The final dance at FYF was choreographed to “How’s That,” a song from her 2013 release, “EP2.” When she describes the story of the dance later, at Soho House, she’s solidly pragmatic about her future. (Raised on an infinite number of documentaries available on YouTube, young musicians are much less likely to believe a career in music is a long-lasting or solid thing.)

Twigs described the dance she and Sillis created, which saw each of the dancers menacing Twigs with their signature moves and then running off stage. Several times, Twigs chased the dancers and then stopped herself. When all of the dancers had left, she went to a small platform centered upsatge and collapsed, followed by the lights cutting out.

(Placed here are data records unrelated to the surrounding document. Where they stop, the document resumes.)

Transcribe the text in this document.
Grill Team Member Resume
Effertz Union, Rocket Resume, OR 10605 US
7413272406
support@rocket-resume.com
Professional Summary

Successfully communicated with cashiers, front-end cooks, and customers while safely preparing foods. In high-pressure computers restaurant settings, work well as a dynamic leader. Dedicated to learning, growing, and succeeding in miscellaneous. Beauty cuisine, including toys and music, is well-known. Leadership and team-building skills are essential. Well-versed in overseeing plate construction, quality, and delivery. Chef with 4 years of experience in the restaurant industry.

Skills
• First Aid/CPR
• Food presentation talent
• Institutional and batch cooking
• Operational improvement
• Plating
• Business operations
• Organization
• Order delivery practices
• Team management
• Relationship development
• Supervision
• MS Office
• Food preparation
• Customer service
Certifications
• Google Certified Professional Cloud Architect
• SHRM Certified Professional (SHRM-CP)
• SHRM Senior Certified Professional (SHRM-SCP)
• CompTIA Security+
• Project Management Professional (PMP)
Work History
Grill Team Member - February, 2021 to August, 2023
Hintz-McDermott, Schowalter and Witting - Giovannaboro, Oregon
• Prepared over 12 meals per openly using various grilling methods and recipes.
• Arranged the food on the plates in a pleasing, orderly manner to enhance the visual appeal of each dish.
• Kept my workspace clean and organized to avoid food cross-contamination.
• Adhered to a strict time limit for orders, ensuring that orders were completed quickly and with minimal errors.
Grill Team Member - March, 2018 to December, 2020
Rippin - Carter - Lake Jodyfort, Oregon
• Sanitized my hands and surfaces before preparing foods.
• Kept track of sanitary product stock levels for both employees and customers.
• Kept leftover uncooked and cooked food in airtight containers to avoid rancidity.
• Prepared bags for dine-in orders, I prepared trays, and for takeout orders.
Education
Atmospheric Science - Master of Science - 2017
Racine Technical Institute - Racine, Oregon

“That dance signifies everybody leaving,” she said. “Everybody leaves you and you do get abandoned. You can put somebody’s name out there and help them get noticed and they’ll get work and build a career from dancing with you and go off and do their own thing. In the end, you’re the one that gets stabbed in the back. It’s like with your mom. You don’t realize how much washing and cleaning she does. You can seem ungrateful sometimes, because you don’t realize how much she’s doing for you, even when you don’t call her back that day. That’s the end bit, that thing of being thrown around, and at the end you’re completely by yourself. It’s sad, but it’s also kind of beautiful.”

Though she’s spent most of the time describing her band and her dancers and family, this feels like a protective move, predicting a breakup of her creative team that isn’t even near to happening yet. Is it?

“It’s gonna be the truth,” she says.